Tuesday, October 21, 2014

The problem with Taylor Swift's new pop song: it's perfect

Taylor Swift performs live in April, 2013 Ethan Miller/Getty

Taylor Swift released the first single from her new album, 1989, on August 18, 2014. The song debuted at no. 1 on the Billboard charts.  During a highly anticipated Yahoo! live stream, Swift played her new single, clumsily danced with her fans, and unveiled the album she has been working on for two years. The album, she announced,  was inspired by the "late '80s" pop she was listening to. Swift went on to describe the '80s as "a time of limitless potential," a time of bright colors, bold chances,  and rebellion. Perhaps not coincidentally, Swift was born in 1989.

In other words, Taylor Swift has made a pop album, and "Shake It Off" is the first single. With it she drew a clear line: country is the old Taylor. This is the new, short-haired, pop-superstar Taylor.

"Shake It Off" is a perfect pop song "I never miss a beat," Swift sings in the second verse, and it's an appropriate way to describe the song. Her voice sounds better than it ever has, and with Max Martin and Shellback's production skills behind her, Swift has made a song that's unrelentingly catchy and upbeat. That doesn't make "Shake It Off" bad, but it certainly makes it vapid.

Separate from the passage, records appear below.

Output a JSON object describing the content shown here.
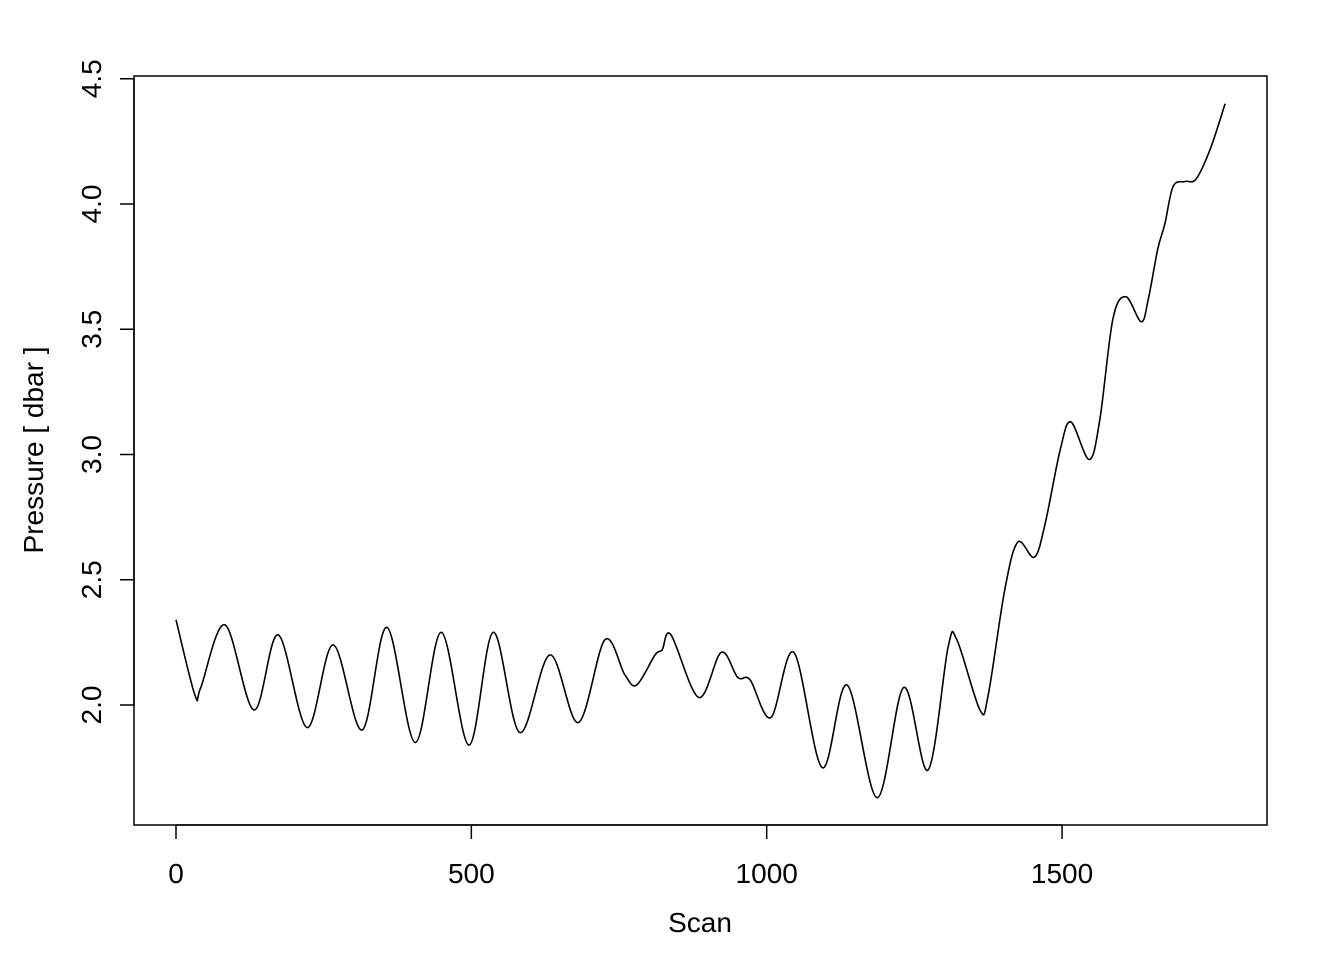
{
  "chart_data": {
    "type": "line",
    "title": "",
    "xlabel": "Scan",
    "ylabel": "Pressure [ dbar ]",
    "xlim": [
      -70,
      1850
    ],
    "ylim": [
      1.52,
      4.5
    ],
    "xticks": [
      0,
      500,
      1000,
      1500
    ],
    "xtick_labels": [
      "0",
      "500",
      "1000",
      "1500"
    ],
    "yticks": [
      2.0,
      2.5,
      3.0,
      3.5,
      4.0,
      4.5
    ],
    "ytick_labels": [
      "2.0",
      "2.5",
      "3.0",
      "3.5",
      "4.0",
      "4.5"
    ],
    "grid": false,
    "line_color": "#000000",
    "series": [
      {
        "x": [
          0,
          32,
          42,
          83,
          132,
          173,
          222,
          266,
          315,
          357,
          405,
          449,
          496,
          537,
          582,
          633,
          681,
          726,
          760,
          780,
          811,
          823,
          838,
          885,
          923,
          951,
          972,
          1007,
          1046,
          1094,
          1136,
          1187,
          1232,
          1273,
          1307,
          1322,
          1361,
          1375,
          1403,
          1425,
          1453,
          1471,
          1497,
          1515,
          1546,
          1564,
          1586,
          1608,
          1634,
          1646,
          1662,
          1674,
          1688,
          1708,
          1727,
          1751,
          1776
        ],
        "y": [
          2.34,
          2.04,
          2.07,
          2.32,
          1.98,
          2.28,
          1.91,
          2.24,
          1.9,
          2.31,
          1.85,
          2.29,
          1.84,
          2.29,
          1.89,
          2.2,
          1.93,
          2.26,
          2.12,
          2.08,
          2.2,
          2.22,
          2.28,
          2.03,
          2.21,
          2.11,
          2.1,
          1.95,
          2.21,
          1.75,
          2.08,
          1.63,
          2.07,
          1.74,
          2.23,
          2.26,
          1.98,
          2.04,
          2.46,
          2.65,
          2.59,
          2.72,
          3.02,
          3.13,
          2.98,
          3.14,
          3.54,
          3.63,
          3.53,
          3.62,
          3.82,
          3.92,
          4.07,
          4.09,
          4.1,
          4.22,
          4.4
        ]
      }
    ]
  }
}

When Swift announced the new album during the live-stream, she called it her "first documented, official pop album." Swift's last album, 2012's Red, was criticized for having too much pop influence, thanks to the anthemic "We Are Never Ever Getting Back Together" and very poppy "22." By announcing 1989 as her first pop album, Swift seemed to be doing some pre-emptive damage control.

Unlike previous Swift albums, which have focused on heartbreak, relationships, and other feelings, Swift was very clear that she was headed in a new direction with 1989. "I woke up every single day not wanting, but needing to make a new style of music than I'd ever made before," Swift told the live-stream's studio audience.

"Shake It Off" does sound different from the songs on Red. There's a more pronounced beat, and the acoustic guitar sounds of Swift's early years are completely eradicated. But "Shake It Off" mostly sounds like a cleaner version of the work Max Martin did on Red. The catchy, pop beat of "Shake It Off" isn't really all that different from the one used on "I Knew You Were Trouble." The difference, and the problem for long-time Swift fans, is that the personal anecdotes and stories are gone.

Swift told the world that the song was about "the idea that.. people can say whatever they want about us at any time, and we cannot control that. The only thing we can control is our reaction." She then gave two options for how a person could respond to those people talking: let it make you bitter, or shake it off.

Since we know the title of the single, we know Swift chose the second, but that's part of the problem. Revenge-laden, angry country ballads like "All Too Well" and "Better Than Revenge" and "Mean" and "You're Not Sorry" and even "Picture to Burn" would have picked the first option, because early country Taylor Swift believed in bitterness, and emotions, and everything not being perfect all the time.

"I make the moves up as I go," Swift sings in "Shake It Off." Nothing has ever more clearly been a lie. From the beginning of the live-stream last night, Swift was calculated. She was dressed perfectly in a matching white crop-top and skirt embellished with eyelet holes. Her hair was freshly cut in a bob and straightened until it barely had any movement. Every word she said was obviously a line that she had written, memorized, and delivered. "Welcome to New York," Taylor told us from the top of the Empire State Building before beckoning us—on the other side of a live-stream—to follow her inside. Her embarrassed look, her shocked face, and even her breathlessness after dancing around the room were rehearsed.  The whole live-stream "for the fans" had, in fact, been purchased by Yahoo!.

Swift promised that this was the most "sonically cohesive" album she's ever made. But Swift's fan-base has never loved her for how cohesive her albums were. In fact, it has always loved her for being messy. "Shake It Off" isn't messy. It's the cleanest thing Swift has ever produced. It's great for her as an artist, because her sound is undoubtedly evolving. Taylor Swift won't lose her fan-base, or her fortune. She'll probably conquer the charts. But she might have lost her heart.